Not all segments of the political diaspora have attempted to export their politics to Ukraine. The more intellectual and liberal‑leaning OUN Abroad (OUNz), which broke off from OUNb in 1953 in rejection of its integral nationalist ideology, has never attempted to establish itself in Ukraine. The Ukrainian Revolutionary Democratic Party, the main party that represents the diaspora originating in eastern Ukraine, adopted a similar hands‑off approach.

Dominated by the older generation, the emigre OUNs seem never to have really understood that they were not going to gain influence in post‑Soviet Ukraine by following the same tactics they used in inter‑war Poland. None of them have invested in new technology (e.g. the Internet, cable television), or private television and radio stations.

 

Perspectives on the past

Diaspora attitudes to Ukrainian history tend to be shared only by western Ukrainians. In the case of the much‑smaller Baltic States, by contrast, the diasporas and their homelands hold largely identical historical views. If all of Ukraine were similar to its western portion, the relationship between the diaspora and the homeland would be closer to the unanimity of views seen in the Baltic states.

Western Ukrainians and the diaspora see the Soviet annexation of western Ukraine in 1939 as “occupation,” not liberation. As in the three Baltic States, Western Ukrainians and the diaspora see little difference between Nazis and Soviets. The returning Soviet armed forces are seen not so much as “liberators” from the Nazis but as their Stalinist totalitarian flip side.

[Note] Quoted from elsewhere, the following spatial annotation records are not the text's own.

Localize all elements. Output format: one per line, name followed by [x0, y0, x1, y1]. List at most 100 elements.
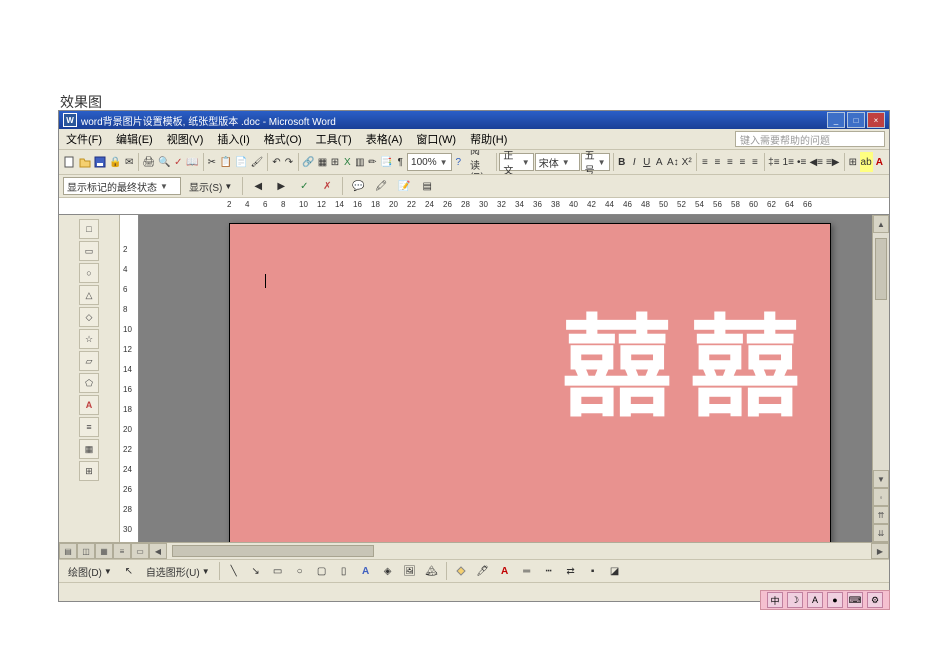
font-color-icon[interactable]: A: [874, 152, 885, 172]
ime-softkbd-icon[interactable]: ⌨: [847, 592, 863, 608]
draw-menu-button[interactable]: 绘图(D)▼: [63, 561, 117, 581]
pane-tool-7[interactable]: ▱: [79, 351, 99, 371]
spelling-icon[interactable]: ✓: [173, 152, 184, 172]
scroll-down-icon[interactable]: ▼: [873, 470, 889, 488]
ime-letter-icon[interactable]: A: [807, 592, 823, 608]
pane-tool-2[interactable]: ▭: [79, 241, 99, 261]
menu-table[interactable]: 表格(A): [359, 129, 410, 149]
menu-window[interactable]: 窗口(W): [409, 129, 463, 149]
normal-view-icon[interactable]: ▤: [59, 543, 77, 559]
scroll-left-icon[interactable]: ◀: [149, 543, 167, 559]
wordart-icon[interactable]: A: [356, 561, 376, 581]
menu-file[interactable]: 文件(F): [59, 129, 109, 149]
justify-icon[interactable]: ≡: [737, 152, 748, 172]
scroll-up-icon[interactable]: ▲: [873, 215, 889, 233]
drawing-icon[interactable]: ✏: [367, 152, 378, 172]
cut-icon[interactable]: ✂: [206, 152, 217, 172]
hyperlink-icon[interactable]: 🔗: [301, 152, 315, 172]
clipart-icon[interactable]: 🖼: [400, 561, 420, 581]
ime-language-bar[interactable]: 中 ☽ A ● ⌨ ⚙: [760, 590, 890, 610]
align-center-icon[interactable]: ≡: [712, 152, 723, 172]
menu-view[interactable]: 视图(V): [160, 129, 211, 149]
ime-punct-icon[interactable]: ●: [827, 592, 843, 608]
reviewing-pane-icon[interactable]: ▤: [417, 176, 437, 196]
increase-indent-icon[interactable]: ≡▶: [825, 152, 841, 172]
document-page[interactable]: 囍 囍: [229, 223, 831, 542]
prev-change-icon[interactable]: ◀: [248, 176, 268, 196]
horizontal-ruler[interactable]: 2468101214161820222426283032343638404244…: [59, 198, 889, 215]
textbox-icon[interactable]: ▢: [312, 561, 332, 581]
vertical-scrollbar[interactable]: ▲ ▼ ◦ ⇈ ⇊: [872, 215, 889, 542]
fill-color-icon[interactable]: [451, 561, 471, 581]
pane-tool-6[interactable]: ☆: [79, 329, 99, 349]
arrow-icon[interactable]: ↘: [246, 561, 266, 581]
vertical-ruler[interactable]: 24681012141618202224262830: [120, 215, 139, 542]
paste-icon[interactable]: 📄: [234, 152, 248, 172]
hscroll-thumb[interactable]: [172, 545, 374, 557]
diagram-icon[interactable]: ◈: [378, 561, 398, 581]
new-doc-icon[interactable]: [63, 152, 77, 172]
prev-page-icon[interactable]: ⇈: [873, 506, 889, 524]
next-change-icon[interactable]: ▶: [271, 176, 291, 196]
reject-change-icon[interactable]: ✗: [317, 176, 337, 196]
pane-tool-4[interactable]: △: [79, 285, 99, 305]
columns-icon[interactable]: ▥: [354, 152, 365, 172]
font-combo[interactable]: 宋体▼: [535, 153, 580, 171]
pane-tool-9[interactable]: A: [79, 395, 99, 415]
3d-icon[interactable]: ◪: [605, 561, 625, 581]
style-combo[interactable]: 正文▼: [499, 153, 533, 171]
bold-icon[interactable]: B: [616, 152, 627, 172]
tables-borders-icon[interactable]: ▦: [317, 152, 328, 172]
read-mode-button[interactable]: 阅读(R): [465, 152, 493, 172]
horizontal-scrollbar[interactable]: ▤ ◫ ▦ ≡ ▭ ◀ ▶: [59, 542, 889, 559]
help-icon[interactable]: ?: [453, 152, 464, 172]
pane-tool-3[interactable]: ○: [79, 263, 99, 283]
menu-tools[interactable]: 工具(T): [309, 129, 359, 149]
outline-view-icon[interactable]: ≡: [113, 543, 131, 559]
pane-tool-11[interactable]: ▦: [79, 439, 99, 459]
pane-tool-8[interactable]: ⬠: [79, 373, 99, 393]
minimize-button[interactable]: _: [827, 112, 845, 128]
close-button[interactable]: ×: [867, 112, 885, 128]
select-objects-icon[interactable]: ↖: [119, 561, 139, 581]
shadow-icon[interactable]: ▪: [583, 561, 603, 581]
show-markup-button[interactable]: 显示(S)▼: [184, 176, 237, 196]
pane-tool-12[interactable]: ⊞: [79, 461, 99, 481]
print-icon[interactable]: 🖨: [141, 152, 156, 172]
reading-view-icon[interactable]: ▭: [131, 543, 149, 559]
browse-object-icon[interactable]: ◦: [873, 488, 889, 506]
format-painter-icon[interactable]: 🖌: [249, 152, 264, 172]
highlight2-icon[interactable]: 🖍: [371, 176, 391, 196]
decrease-indent-icon[interactable]: ◀≡: [808, 152, 824, 172]
docmap-icon[interactable]: 📑: [379, 152, 393, 172]
dash-style-icon[interactable]: ┅: [539, 561, 559, 581]
excel-icon[interactable]: X: [342, 152, 353, 172]
italic-icon[interactable]: I: [629, 152, 640, 172]
border-icon[interactable]: ⊞: [847, 152, 858, 172]
double-happiness-wordart[interactable]: 囍 囍: [562, 314, 800, 424]
insert-table-icon[interactable]: ⊞: [329, 152, 340, 172]
zoom-combo[interactable]: 100%▼: [407, 153, 452, 171]
font-border-icon[interactable]: A: [654, 152, 665, 172]
print-layout-view-icon[interactable]: ▦: [95, 543, 113, 559]
ime-mode-icon[interactable]: ☽: [787, 592, 803, 608]
next-page-icon[interactable]: ⇊: [873, 524, 889, 542]
arrow-style-icon[interactable]: ⇄: [561, 561, 581, 581]
menu-insert[interactable]: 插入(I): [210, 129, 256, 149]
scroll-right-icon[interactable]: ▶: [871, 543, 889, 559]
insert-comment-icon[interactable]: 💬: [348, 176, 368, 196]
char-scaling-icon[interactable]: A↕: [666, 152, 680, 172]
menu-edit[interactable]: 编辑(E): [109, 129, 160, 149]
display-markup-combo[interactable]: 显示标记的最终状态▼: [63, 177, 181, 195]
accept-change-icon[interactable]: ✓: [294, 176, 314, 196]
permission-icon[interactable]: 🔒: [108, 152, 122, 172]
align-left-icon[interactable]: ≡: [699, 152, 710, 172]
char-shading-icon[interactable]: X²: [681, 152, 693, 172]
pane-tool-5[interactable]: ◇: [79, 307, 99, 327]
document-canvas[interactable]: 囍 囍: [139, 215, 872, 542]
undo-icon[interactable]: ↶: [271, 152, 282, 172]
numbering-icon[interactable]: 1≡: [782, 152, 795, 172]
vertical-textbox-icon[interactable]: ▯: [334, 561, 354, 581]
research-icon[interactable]: 📖: [185, 152, 199, 172]
bullets-icon[interactable]: •≡: [796, 152, 807, 172]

On the other hand, they take a positive view of the struggle of the OUN and later the Ukrainian Insurgent Army (UPA) (a military force established by OUNb in 1942) against the Poles, Nazis and Soviets from the 1930s to the 1950s. This positive view of the nationalist, anti‑Soviet underground is received less enthusiastically outside western Ukraine.

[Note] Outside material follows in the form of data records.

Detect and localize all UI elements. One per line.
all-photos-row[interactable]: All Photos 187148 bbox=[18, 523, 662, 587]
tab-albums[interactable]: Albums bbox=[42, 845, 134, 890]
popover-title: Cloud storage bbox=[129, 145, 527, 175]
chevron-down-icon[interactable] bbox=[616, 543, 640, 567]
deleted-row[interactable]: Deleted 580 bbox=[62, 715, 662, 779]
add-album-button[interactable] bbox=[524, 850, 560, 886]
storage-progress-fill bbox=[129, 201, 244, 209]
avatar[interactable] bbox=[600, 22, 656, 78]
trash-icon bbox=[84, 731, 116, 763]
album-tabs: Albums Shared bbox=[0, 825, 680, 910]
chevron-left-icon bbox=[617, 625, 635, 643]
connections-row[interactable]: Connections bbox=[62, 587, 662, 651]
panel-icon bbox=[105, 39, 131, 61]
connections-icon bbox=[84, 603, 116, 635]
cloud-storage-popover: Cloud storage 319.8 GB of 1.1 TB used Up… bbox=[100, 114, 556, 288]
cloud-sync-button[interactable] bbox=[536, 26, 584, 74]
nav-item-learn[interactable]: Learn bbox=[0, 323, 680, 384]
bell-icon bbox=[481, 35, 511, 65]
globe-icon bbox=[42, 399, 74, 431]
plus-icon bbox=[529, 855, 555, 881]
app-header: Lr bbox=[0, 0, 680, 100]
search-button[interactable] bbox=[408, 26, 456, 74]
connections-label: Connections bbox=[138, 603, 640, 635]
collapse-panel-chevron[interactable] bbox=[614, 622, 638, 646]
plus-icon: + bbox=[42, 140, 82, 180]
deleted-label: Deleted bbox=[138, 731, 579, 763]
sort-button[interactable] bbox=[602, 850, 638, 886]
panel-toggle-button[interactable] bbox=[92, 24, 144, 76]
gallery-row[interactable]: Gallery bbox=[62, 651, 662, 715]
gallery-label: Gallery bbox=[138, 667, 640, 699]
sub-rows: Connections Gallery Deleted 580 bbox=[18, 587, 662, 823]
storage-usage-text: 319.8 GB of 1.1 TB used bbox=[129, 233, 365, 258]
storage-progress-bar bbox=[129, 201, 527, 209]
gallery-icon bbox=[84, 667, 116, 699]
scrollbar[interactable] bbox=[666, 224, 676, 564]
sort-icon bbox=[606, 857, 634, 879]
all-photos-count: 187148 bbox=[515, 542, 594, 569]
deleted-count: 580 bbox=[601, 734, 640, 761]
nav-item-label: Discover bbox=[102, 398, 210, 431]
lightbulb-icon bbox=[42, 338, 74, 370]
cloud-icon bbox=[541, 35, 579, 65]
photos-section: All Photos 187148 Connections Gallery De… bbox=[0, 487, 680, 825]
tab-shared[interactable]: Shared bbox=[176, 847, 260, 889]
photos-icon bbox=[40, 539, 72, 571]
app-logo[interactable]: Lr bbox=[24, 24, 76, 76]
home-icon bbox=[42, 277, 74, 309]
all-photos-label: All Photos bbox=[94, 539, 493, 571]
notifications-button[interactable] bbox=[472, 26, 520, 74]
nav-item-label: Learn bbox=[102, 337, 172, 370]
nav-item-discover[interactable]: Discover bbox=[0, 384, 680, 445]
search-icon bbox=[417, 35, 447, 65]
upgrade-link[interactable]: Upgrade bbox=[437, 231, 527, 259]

It was fairly easy for the post‑1991 Ukrainian authorities to rehabilitate the independent governments of 1917‑1921: A statue of the president of the Central Rada, Mykhailo Hrushevsky, now stands in Kyiv. However, the heated discussions about the rehabilitation of the OUN‑UPA ahead of the elections showed just how divisive an issue it still is. As for the Halychyna Division of the Waffen SS (i.e. military, not police, units of the SS), the bulk of whose survivors have lived in Britain since 1947, the possibility of their rehabilitation seems even more remote.

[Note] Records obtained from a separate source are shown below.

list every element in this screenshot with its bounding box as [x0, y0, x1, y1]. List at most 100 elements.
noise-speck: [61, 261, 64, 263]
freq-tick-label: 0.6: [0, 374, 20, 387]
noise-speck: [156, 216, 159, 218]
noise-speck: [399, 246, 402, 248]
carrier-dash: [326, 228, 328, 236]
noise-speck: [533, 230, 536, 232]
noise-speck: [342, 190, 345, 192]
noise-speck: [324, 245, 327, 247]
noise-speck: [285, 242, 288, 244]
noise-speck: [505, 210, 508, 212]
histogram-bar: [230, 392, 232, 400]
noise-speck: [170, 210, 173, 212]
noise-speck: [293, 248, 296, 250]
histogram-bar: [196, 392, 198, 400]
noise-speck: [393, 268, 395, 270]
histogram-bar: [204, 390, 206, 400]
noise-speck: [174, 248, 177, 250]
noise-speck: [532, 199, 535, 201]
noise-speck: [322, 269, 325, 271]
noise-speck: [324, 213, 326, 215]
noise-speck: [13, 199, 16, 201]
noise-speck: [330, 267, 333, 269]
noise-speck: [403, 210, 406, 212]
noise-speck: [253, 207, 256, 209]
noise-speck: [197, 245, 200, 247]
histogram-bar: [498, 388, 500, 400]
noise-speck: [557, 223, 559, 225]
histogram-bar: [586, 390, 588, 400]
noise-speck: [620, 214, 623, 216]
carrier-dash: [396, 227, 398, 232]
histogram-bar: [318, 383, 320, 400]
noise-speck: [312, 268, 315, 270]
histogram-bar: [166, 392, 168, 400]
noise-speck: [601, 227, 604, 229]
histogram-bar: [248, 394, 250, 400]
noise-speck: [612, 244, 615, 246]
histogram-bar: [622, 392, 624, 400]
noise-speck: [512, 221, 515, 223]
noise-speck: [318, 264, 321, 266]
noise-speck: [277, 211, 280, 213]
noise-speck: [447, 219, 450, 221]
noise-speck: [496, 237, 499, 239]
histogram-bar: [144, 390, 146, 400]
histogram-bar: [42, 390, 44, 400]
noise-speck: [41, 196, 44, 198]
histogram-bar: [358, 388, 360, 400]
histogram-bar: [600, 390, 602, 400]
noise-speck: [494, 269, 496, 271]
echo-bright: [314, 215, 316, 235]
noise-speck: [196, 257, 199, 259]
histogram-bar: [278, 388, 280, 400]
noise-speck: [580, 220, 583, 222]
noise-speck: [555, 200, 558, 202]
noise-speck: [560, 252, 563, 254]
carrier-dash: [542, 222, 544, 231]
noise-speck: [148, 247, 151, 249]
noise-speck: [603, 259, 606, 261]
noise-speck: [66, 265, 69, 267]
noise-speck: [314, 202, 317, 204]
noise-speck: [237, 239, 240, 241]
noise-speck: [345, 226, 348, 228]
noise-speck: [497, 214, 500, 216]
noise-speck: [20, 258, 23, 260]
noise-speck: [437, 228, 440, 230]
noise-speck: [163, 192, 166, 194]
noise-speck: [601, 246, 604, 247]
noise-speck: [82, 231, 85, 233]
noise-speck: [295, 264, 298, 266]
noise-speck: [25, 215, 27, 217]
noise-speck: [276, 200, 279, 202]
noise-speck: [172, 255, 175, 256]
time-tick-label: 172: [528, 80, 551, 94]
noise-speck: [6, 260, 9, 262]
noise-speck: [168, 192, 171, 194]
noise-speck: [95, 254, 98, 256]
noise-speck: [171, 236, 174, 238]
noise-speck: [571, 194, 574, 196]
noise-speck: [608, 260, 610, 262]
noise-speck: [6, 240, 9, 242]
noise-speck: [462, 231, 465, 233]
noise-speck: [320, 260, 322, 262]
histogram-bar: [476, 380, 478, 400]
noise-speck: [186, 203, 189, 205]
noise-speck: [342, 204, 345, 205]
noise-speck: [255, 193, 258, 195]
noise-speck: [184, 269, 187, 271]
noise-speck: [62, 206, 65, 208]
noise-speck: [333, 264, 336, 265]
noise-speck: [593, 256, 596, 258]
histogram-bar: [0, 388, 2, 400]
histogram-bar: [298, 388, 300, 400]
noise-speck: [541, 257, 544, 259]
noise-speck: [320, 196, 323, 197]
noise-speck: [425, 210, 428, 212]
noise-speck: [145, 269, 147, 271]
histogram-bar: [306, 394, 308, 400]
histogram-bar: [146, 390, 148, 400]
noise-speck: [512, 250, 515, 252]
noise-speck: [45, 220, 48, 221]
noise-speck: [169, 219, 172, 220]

Ukrainian school textbooks now describe the activity of the OUN‑UPA (but not the Halychyna Division) in their chapters on World War II on the basis that they fought both the Nazis and Soviets. This has involved adopting a more inclusive view of Ukraine’s experience of World War II than was prevalent in Soviet times – one that includes all aspects of military operations. This view is not pleasing to some eastern Ukrainians, who would prefer to ignore OUN‑UPA or dismiss them as Nazi collaborators. Nor is it pleasing to some west Ukrainians and members of the diaspora who would prefer to ignore the role of Soviet military formations or dismiss them as the vehicles of Russian imperialism.

The most painful question for the diaspora is probably language. They tend to share the views of west Ukrainians, putting language at the center of Ukrainian national identity. This understanding of how Ukrainian identity should be expressed is not shared outside western Ukraine. In most other parts of the country, attitudes to the Ukrainian language are no longer altogether negative (except perhaps in Donbas and Crimea). Central and eastern Ukrainians do not put language at the center of their definition of national identity. Most Ukrainians understand and even speak both Ukrainian and Russian and use them both interchangeably. In the March elections, for instance, all of the Central Election Commission’s documentation was published in Ukrainian for use throughout Ukraine.

The relationship between the Ukrainian diaspora and Ukraine has been shaped by historical, regional and ideological factors that are not likely to go away soon. The narrowing of the gap is most likely to be undertaken, albeit slowly, by those with less baggage from the past – the younger generation in both the diaspora and Ukraine.

 

Dr. Taras Kuzio is a research associate at the Center for Russian and East European Studies, University of Toronto.